In an unusual twist, Sgt. James Michael Brown of the 1st Battalion, 508th Infantry Regiment received leniency from the Italian judges even though he didn’t ask for it.
According to Antonio Marchesini, Brown’s Italian attorney, the defense didn’t use Brown’s stint in Iraq to seek leniency in the case or justify the crime. But the soldier’s wartime experience played to the sympathy of the court.
Marchesini confirmed a news report that said the court wrote in Brown’s sentencing document: “The prolonged psychological stress to which the accused was subjected, and the lowered importance he ended up giving to the life and well-being of those around him, can only have influenced the committing of the crimes.”
In November, an Italian court sentenced Brown to five years and eight months on the rape charge. Under Italian law, he won’t be jailed while his case is under appeal, Marchesini said. He is “considered a free man” by the Italian legal system until the court of appeals in Venice makes a ruling on his case, Marchesini said. That appeal isn’t likely to be heard in Italian court for another year or two, Marchesini said in a telephone interview Wednesday.
Brown, who served at Caserma Ederle in Vicenza, Italy, is being held in the U.S. military detention facility in Mannheim, Germany, pending his discharge, said Maj. Carl Fehrenbacher, a Southern European Task Force spokesman.
Brown could walk away from his prison sentence in Italy — at least temporarily — when he is discharged by the Army this year. Once he receives his discharge papers, he no longer will be a steward of the U.S. military, and can return to the U.S. as he waits out the appeal.

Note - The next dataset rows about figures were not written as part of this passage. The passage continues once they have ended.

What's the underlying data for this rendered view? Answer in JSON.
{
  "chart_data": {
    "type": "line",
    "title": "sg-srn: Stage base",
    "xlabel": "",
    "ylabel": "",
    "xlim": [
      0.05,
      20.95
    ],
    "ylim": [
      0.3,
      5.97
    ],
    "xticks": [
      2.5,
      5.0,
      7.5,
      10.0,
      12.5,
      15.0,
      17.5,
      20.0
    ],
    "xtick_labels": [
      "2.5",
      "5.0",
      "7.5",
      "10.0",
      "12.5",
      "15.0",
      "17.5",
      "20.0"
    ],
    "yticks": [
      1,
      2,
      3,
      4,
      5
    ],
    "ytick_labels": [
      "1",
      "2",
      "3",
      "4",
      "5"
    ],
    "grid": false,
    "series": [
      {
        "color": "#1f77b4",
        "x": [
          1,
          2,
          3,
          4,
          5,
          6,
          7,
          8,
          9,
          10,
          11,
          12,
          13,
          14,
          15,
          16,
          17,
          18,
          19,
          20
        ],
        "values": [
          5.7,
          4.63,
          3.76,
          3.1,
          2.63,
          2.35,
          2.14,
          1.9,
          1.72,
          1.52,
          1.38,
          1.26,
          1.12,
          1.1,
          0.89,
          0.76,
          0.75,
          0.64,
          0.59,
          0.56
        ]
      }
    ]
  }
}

Brown faced eight years’ confinement for raping a Nigerian woman in Vicenza in February 2004, three days after he returned from a yearlong stint in Iraq. The 508th Infantry Regiment is the 173rd Airborne Regiment’s primary deployable unit and answered to SETAF during a recently completed tour in Afghanistan.
Lt. Col. Jerry O’Hara, another SETAF spokesman, said Brown has been held at the Army’s discretion in Mannheim. The facility is Europe’s only U.S. military detention facility and currently houses some 70 prisoners.
Numerous factors, including flight risk, were taken into account when the decision was made to confine Brown after the conviction, O’Hara said.
He stressed that Brown’s fate with the Army is still being decided, and he would not say if an Army decision would come before or after a decision is made on the Italian appeal.
Marchesini said he filed an appeal because he believes Brown was convicted unjustly.
The woman he was charged of raping was a prostitute, Marchesini contends. Brown set out that Saturday night for a few drinks and to celebrate his return from Iraq.
“He thought he was frequenting a prostitute,” Marchesini said. “She denied she was a prostitute, but the court ruled she was a prostitute. Still, at the last moment, she did not want to have sex, and the court ruled the sex was not consensual.”
Brown beat and handcuffed the Nigerian woman, raped her, and left her to wander the streets naked in search of help.
If the appeals court upholds the conviction, Brown will have to serve the sentence in an Italian prison.
Stars and Stripes reporter Geoff Ziezulewicz contributed to this story.